Je vais mieux

330 pages, éd. Gallimard, 2013
330 pages, éd. Gallimard, 2013

Je Vais Mieux est un roman de David Foenkinos. Je ne cherchais pas à acheter de livre mais lorsque j’ai lu le titre j’ai compris qu’il me le fallait. J’ai quand même lu la quatrième de couverture ainsi qu’une page au hasard, ce qui m’a confirmé mon impression première : ce livre va me parler.

Le vocabulaire employé par le héros est beau, riche et fluide. Je n’ai rien à redire sur le style d’écriture si ce n’est qu’il y a beaucoup trop d’instants dans des dialogues où les personnages ne prononcent aucune parole et nous avons donc des points de suspensions après le tiret qui leur est alloué. C’est agaçant par moments.
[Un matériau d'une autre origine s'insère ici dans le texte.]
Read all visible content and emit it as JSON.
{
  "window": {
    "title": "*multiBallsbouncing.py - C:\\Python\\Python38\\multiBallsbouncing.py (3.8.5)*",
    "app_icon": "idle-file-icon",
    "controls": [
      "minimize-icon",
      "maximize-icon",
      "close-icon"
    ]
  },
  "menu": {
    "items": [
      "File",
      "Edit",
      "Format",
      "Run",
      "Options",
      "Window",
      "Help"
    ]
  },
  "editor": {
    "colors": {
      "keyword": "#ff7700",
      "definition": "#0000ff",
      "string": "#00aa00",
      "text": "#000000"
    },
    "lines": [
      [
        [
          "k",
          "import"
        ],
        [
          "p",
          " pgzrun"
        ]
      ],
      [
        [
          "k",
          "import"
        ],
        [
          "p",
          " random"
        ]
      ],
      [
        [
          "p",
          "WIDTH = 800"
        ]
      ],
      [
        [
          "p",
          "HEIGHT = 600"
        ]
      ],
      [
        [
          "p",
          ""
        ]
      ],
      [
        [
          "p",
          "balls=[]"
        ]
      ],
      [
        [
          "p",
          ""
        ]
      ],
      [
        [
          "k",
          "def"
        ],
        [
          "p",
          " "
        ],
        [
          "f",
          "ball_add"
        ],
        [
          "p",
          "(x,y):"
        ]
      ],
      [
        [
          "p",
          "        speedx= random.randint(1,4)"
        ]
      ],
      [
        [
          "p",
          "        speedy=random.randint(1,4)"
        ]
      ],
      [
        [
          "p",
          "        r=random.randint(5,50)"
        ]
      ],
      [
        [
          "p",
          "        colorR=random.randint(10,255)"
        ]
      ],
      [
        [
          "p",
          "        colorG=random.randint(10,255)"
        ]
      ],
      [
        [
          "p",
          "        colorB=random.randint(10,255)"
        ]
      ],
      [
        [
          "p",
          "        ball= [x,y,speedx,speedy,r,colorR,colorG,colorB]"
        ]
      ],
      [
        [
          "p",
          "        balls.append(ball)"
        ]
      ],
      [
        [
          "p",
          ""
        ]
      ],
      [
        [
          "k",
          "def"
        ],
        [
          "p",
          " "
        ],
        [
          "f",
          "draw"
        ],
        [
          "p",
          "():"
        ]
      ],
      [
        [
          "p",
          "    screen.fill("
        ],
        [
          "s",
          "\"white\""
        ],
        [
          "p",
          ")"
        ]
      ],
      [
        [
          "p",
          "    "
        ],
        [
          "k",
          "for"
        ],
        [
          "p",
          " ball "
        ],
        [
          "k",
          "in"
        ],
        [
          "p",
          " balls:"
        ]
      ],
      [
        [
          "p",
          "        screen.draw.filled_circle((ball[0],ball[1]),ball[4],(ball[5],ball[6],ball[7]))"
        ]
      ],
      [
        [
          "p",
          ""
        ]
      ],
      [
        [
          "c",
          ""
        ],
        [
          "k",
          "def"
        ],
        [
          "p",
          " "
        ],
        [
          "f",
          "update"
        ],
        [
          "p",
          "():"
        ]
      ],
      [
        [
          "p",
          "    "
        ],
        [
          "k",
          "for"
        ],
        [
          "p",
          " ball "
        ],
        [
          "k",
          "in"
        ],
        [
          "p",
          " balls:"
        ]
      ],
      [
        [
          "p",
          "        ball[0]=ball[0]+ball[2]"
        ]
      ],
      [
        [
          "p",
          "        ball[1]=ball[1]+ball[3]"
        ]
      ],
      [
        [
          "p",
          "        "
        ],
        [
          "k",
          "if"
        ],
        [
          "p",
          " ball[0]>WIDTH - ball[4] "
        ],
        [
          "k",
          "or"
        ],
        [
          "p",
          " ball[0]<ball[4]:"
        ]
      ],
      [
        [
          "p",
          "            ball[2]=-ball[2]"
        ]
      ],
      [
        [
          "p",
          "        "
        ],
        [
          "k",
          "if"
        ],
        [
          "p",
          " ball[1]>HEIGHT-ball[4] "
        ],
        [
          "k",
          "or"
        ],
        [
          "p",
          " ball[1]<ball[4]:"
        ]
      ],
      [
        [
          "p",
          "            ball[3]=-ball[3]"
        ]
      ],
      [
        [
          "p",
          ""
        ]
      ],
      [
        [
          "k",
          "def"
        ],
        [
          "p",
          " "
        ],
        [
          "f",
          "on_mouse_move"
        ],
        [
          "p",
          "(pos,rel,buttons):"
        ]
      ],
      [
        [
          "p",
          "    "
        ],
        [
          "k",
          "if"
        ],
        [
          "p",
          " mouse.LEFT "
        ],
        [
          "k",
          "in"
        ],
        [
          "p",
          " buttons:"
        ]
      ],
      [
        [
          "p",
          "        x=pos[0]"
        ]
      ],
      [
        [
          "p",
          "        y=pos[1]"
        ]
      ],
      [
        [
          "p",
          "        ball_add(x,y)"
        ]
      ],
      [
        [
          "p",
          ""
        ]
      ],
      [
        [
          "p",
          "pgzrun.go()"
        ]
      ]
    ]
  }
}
Quant au roman, j’ai pris peur. On dirait d’une certaine façon l’histoire de ma vie. Je me reconnais dans tous les traits négatifs du personnage. Lui a un gros mal de dos qui lui pourrit l’existence, un gros noeud (moi j’ai trop de sautes d’humeurs). Il mettra du temps pour comprendre que ce n’est que psychologique et qu’il doit dénouer les nombreux problèmes de son existence pour que son dos le laisse tranquille.

A travers le récit du narrateur, nous entrons dans son quotidien somme toute banal d’architecte qui se retrouve à devoir accomplir d’ingrates besognes après dix ans de bons et loyaux services. Il reproche à ses parents leur sécheresse de caractère et se contente d’une vie sans éclat avec sa femme. Mais son mal de dos va l’obliger à tout revoir dans sa vie.

Comme je l’ai dit, ce livre s’apparente d’une certaine façon à ce que je vis en ce moment. Et j’ai trouvé ça…intéressant 🙂

4,5/6  (à cent pages de la fin j’ai perdu un peu d’intérêt, je voulais que l’histoire progresse plus rapidement puis après une vingtaine de pages mon ennui est passé)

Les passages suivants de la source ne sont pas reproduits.